When We Can Throw Our Keys And Wallets Away Forever

    I can't wait to never carry a wallet and keys ever again. This AT&T project is one way that might happen.

    The wallet and keys seem like vulnerable species on the contiuum of conservation statuses: A lot of things, like the smartphone, are actively trying to kill them. They're not quite endangered, though, because nothing's good enough yet to make them imminently extinct — payment apps aren't taken everywhere, they can be clunky, they don't always work. But you can also see how one day, inevitably, the billfold is going to die — or at least become something only hipsters carry.

    This AT&T project, "Bio-acoustic Data Transfer" or "Key Transmission Through Bone Conduction" is one way to replace jangly, pocket-cramming, body-part-stabbing keys — using your body as a medium to transmit data. In this case, a piezo-electric transducer is attached to a smartphone (or watch or whatever), and when you touch the door, a unique digital key is transmitted from your phone through your body to the door, releasing the lock.

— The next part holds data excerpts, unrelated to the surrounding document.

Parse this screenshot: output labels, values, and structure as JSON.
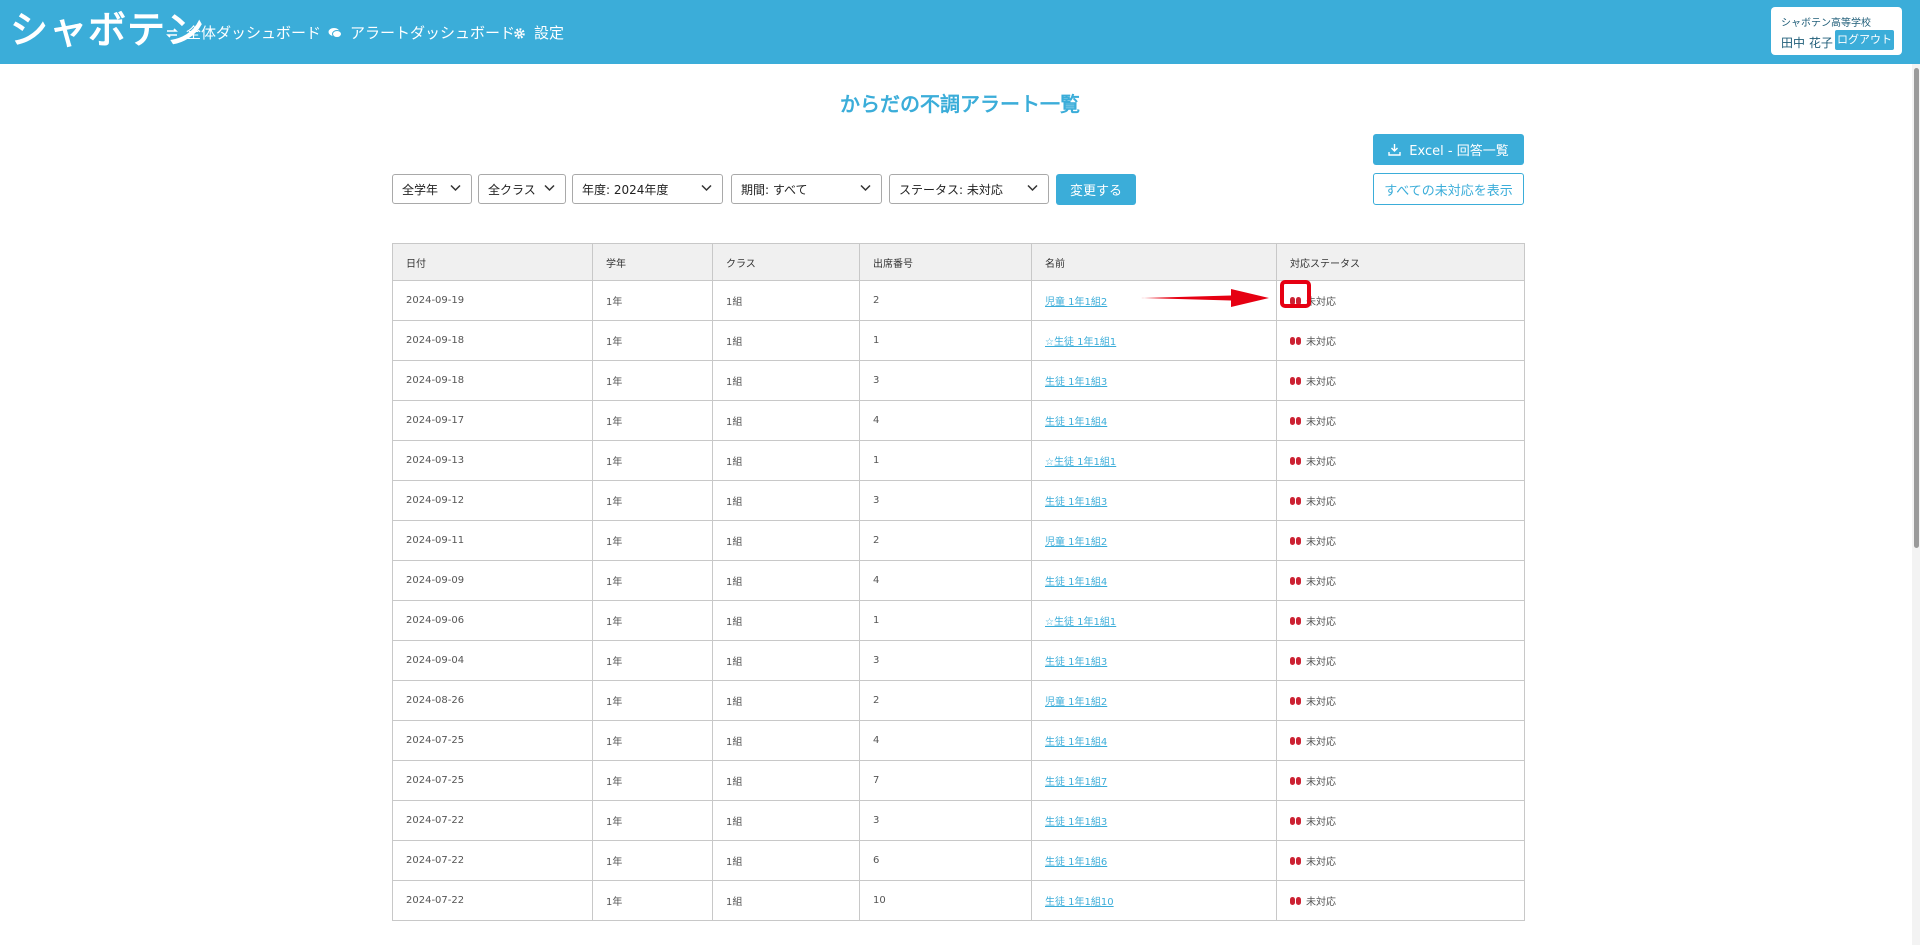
{
  "app": {
    "logo": "シャボテン"
  },
  "nav": [
    {
      "label": "全体ダッシュボード",
      "icon": "swap-icon"
    },
    {
      "label": "アラートダッシュボード",
      "icon": "chat-icon"
    },
    {
      "label": "設定",
      "icon": "gear-icon"
    }
  ],
  "user": {
    "school": "シャボテン高等学校",
    "name": "田中 花子",
    "logout_label": "ログアウト"
  },
  "page": {
    "title": "からだの不調アラート一覧"
  },
  "actions": {
    "excel_label": "Excel - 回答一覧",
    "show_all_label": "すべての未対応を表示"
  },
  "filters": {
    "grade": "全学年",
    "class": "全クラス",
    "year": "年度: 2024年度",
    "period": "期間: すべて",
    "status": "ステータス: 未対応",
    "apply_label": "変更する"
  },
  "table": {
    "headers": [
      "日付",
      "学年",
      "クラス",
      "出席番号",
      "名前",
      "対応ステータス"
    ],
    "rows": [
      [
        "2024-09-19",
        "1年",
        "1組",
        "2",
        "児童 1年1組2",
        "未対応"
      ],
      [
        "2024-09-18",
        "1年",
        "1組",
        "1",
        "☆生徒 1年1組1",
        "未対応"
      ],
      [
        "2024-09-18",
        "1年",
        "1組",
        "3",
        "生徒 1年1組3",
        "未対応"
      ],
      [
        "2024-09-17",
        "1年",
        "1組",
        "4",
        "生徒 1年1組4",
        "未対応"
      ],
      [
        "2024-09-13",
        "1年",
        "1組",
        "1",
        "☆生徒 1年1組1",
        "未対応"
      ],
      [
        "2024-09-12",
        "1年",
        "1組",
        "3",
        "生徒 1年1組3",
        "未対応"
      ],
      [
        "2024-09-11",
        "1年",
        "1組",
        "2",
        "児童 1年1組2",
        "未対応"
      ],
      [
        "2024-09-09",
        "1年",
        "1組",
        "4",
        "生徒 1年1組4",
        "未対応"
      ],
      [
        "2024-09-06",
        "1年",
        "1組",
        "1",
        "☆生徒 1年1組1",
        "未対応"
      ],
      [
        "2024-09-04",
        "1年",
        "1組",
        "3",
        "生徒 1年1組3",
        "未対応"
      ],
      [
        "2024-08-26",
        "1年",
        "1組",
        "2",
        "児童 1年1組2",
        "未対応"
      ],
      [
        "2024-07-25",
        "1年",
        "1組",
        "4",
        "生徒 1年1組4",
        "未対応"
      ],
      [
        "2024-07-25",
        "1年",
        "1組",
        "7",
        "生徒 1年1組7",
        "未対応"
      ],
      [
        "2024-07-22",
        "1年",
        "1組",
        "3",
        "生徒 1年1組3",
        "未対応"
      ],
      [
        "2024-07-22",
        "1年",
        "1組",
        "6",
        "生徒 1年1組6",
        "未対応"
      ],
      [
        "2024-07-22",
        "1年",
        "1組",
        "10",
        "生徒 1年1組10",
        "未対応"
      ]
    ]
  },
  "colors": {
    "accent": "#3badd9",
    "alert": "#cc2233",
    "annotation": "#e60012"
  }
}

And because everybody's skeletal structure and bone density is unique, the key only works for you — it can't be stolen and used by somebody else to break into your house and eat all your cereal.

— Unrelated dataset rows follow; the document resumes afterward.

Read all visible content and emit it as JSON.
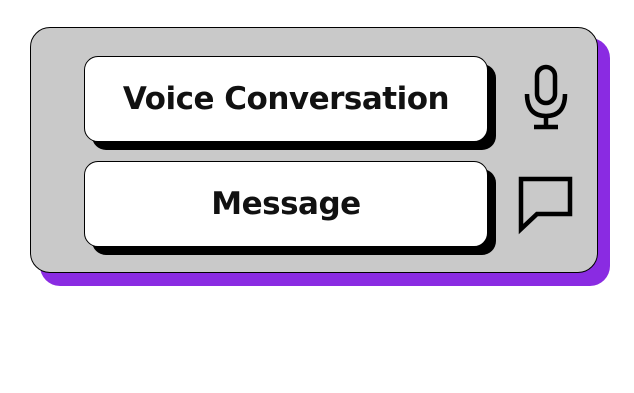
{
  "colors": {
    "panel_background": "#c9c9c9",
    "panel_shadow": "#8a2be2",
    "button_background": "#ffffff",
    "outline": "#000000"
  },
  "options": [
    {
      "label": "Voice Conversation",
      "icon": "microphone-icon"
    },
    {
      "label": "Message",
      "icon": "chat-bubble-icon"
    }
  ]
}
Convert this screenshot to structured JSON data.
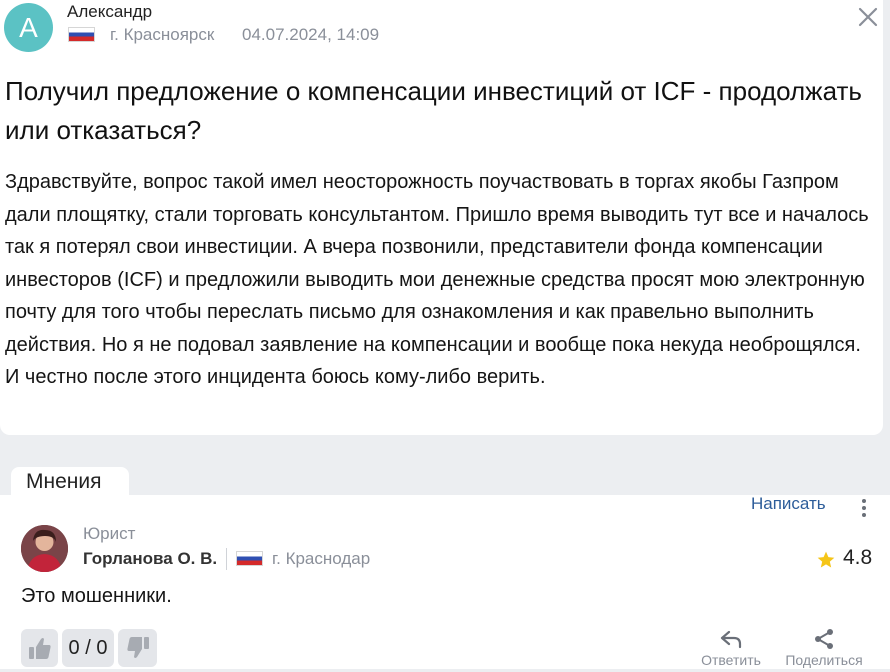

    The same principle, using your body to transmit data, has other applications, like one AT&T was touting, handshake data transfers. So instead of swapping business cards or using a "bump" app on your phone, skin-to-skin contact would seamlessly transmit contact info — and GERMS — to your phone through your body. Or any other kind of data, really, (GERMS) though the researcher working on the project, Brian Amento, says that they don't have the equipment yet to really measure how much bandwidth your body has to offer for data transmissions, so they've mostly been testing small images and the like.

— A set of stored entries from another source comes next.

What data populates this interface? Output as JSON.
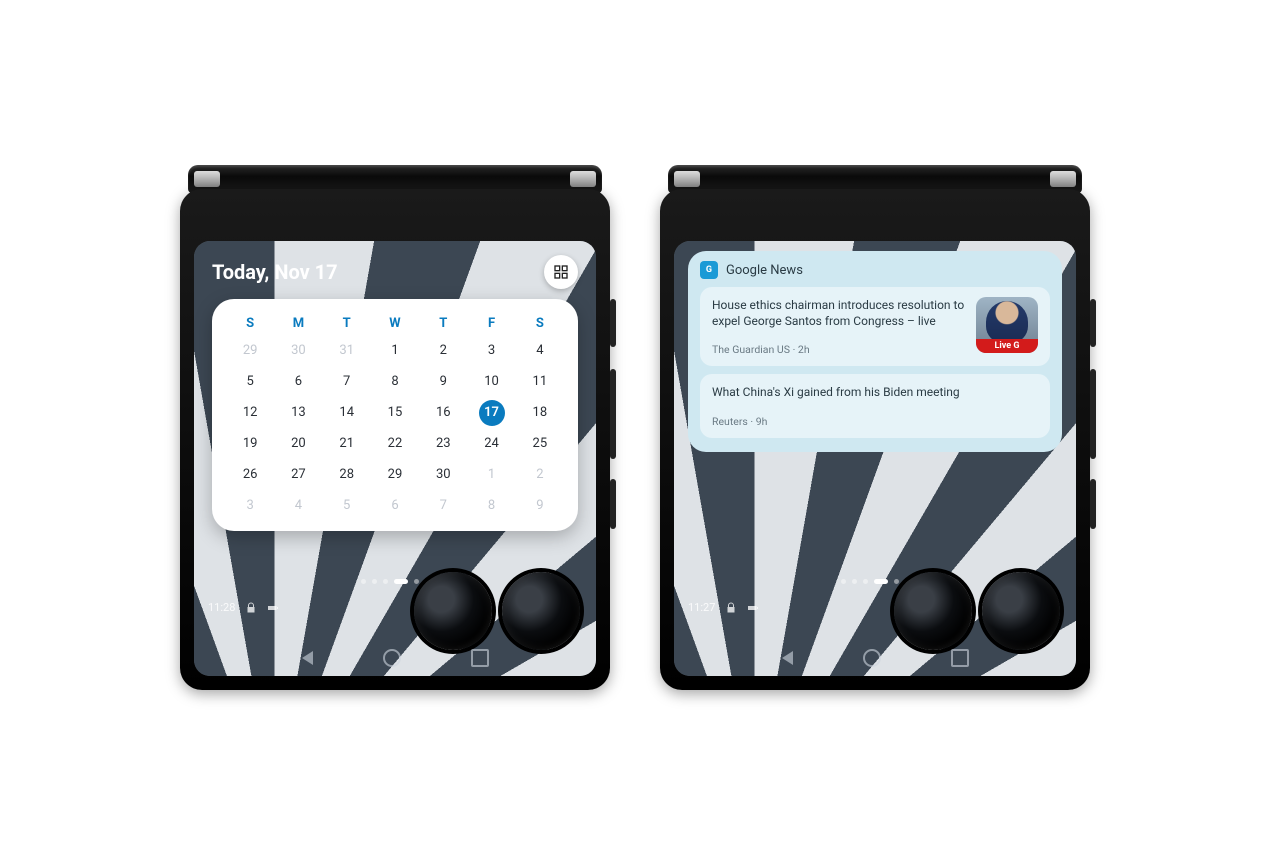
{
  "left": {
    "title": "Today, Nov 17",
    "status_time": "11:28",
    "dow": [
      "S",
      "M",
      "T",
      "W",
      "T",
      "F",
      "S"
    ],
    "weeks": [
      [
        {
          "d": "29",
          "dim": true
        },
        {
          "d": "30",
          "dim": true
        },
        {
          "d": "31",
          "dim": true
        },
        {
          "d": "1"
        },
        {
          "d": "2"
        },
        {
          "d": "3"
        },
        {
          "d": "4"
        }
      ],
      [
        {
          "d": "5"
        },
        {
          "d": "6"
        },
        {
          "d": "7"
        },
        {
          "d": "8"
        },
        {
          "d": "9"
        },
        {
          "d": "10"
        },
        {
          "d": "11"
        }
      ],
      [
        {
          "d": "12"
        },
        {
          "d": "13"
        },
        {
          "d": "14"
        },
        {
          "d": "15"
        },
        {
          "d": "16"
        },
        {
          "d": "17",
          "today": true
        },
        {
          "d": "18"
        }
      ],
      [
        {
          "d": "19"
        },
        {
          "d": "20"
        },
        {
          "d": "21"
        },
        {
          "d": "22"
        },
        {
          "d": "23"
        },
        {
          "d": "24"
        },
        {
          "d": "25"
        }
      ],
      [
        {
          "d": "26"
        },
        {
          "d": "27"
        },
        {
          "d": "28"
        },
        {
          "d": "29"
        },
        {
          "d": "30"
        },
        {
          "d": "1",
          "dim": true
        },
        {
          "d": "2",
          "dim": true
        }
      ],
      [
        {
          "d": "3",
          "dim": true
        },
        {
          "d": "4",
          "dim": true
        },
        {
          "d": "5",
          "dim": true
        },
        {
          "d": "6",
          "dim": true
        },
        {
          "d": "7",
          "dim": true
        },
        {
          "d": "8",
          "dim": true
        },
        {
          "d": "9",
          "dim": true
        }
      ]
    ]
  },
  "right": {
    "status_time": "11:27",
    "source_badge": "G",
    "source_title": "Google News",
    "thumb_tag": "Live G",
    "stories": [
      {
        "headline": "House ethics chairman introduces resolution to expel George Santos from Congress – live",
        "meta": "The Guardian US · 2h",
        "has_thumb": true
      },
      {
        "headline": "What China's Xi gained from his Biden meeting",
        "meta": "Reuters · 9h",
        "has_thumb": false
      }
    ]
  },
  "page_dots": {
    "count": 6,
    "active": 3
  }
}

    This is a ways off from being commercially available or mainstream (it certainly won't be a pile of exposed guts like in the picture), but, like Pay With Square, technology like this is precisely why things like QR codes and "bump" interfaces for payments or exchanging data feel like the niche technological kludges they are: These kinds of transactions will be invisible. You won't need to pull out anything — a card, a wallet, a key or a phone. You won't need to precisely line up your phone's camera with a tiny garbled square or tap something to something else. You'll say your name or touch an object — with your hand — and things will happen. And that's when our wallets and keys will be history.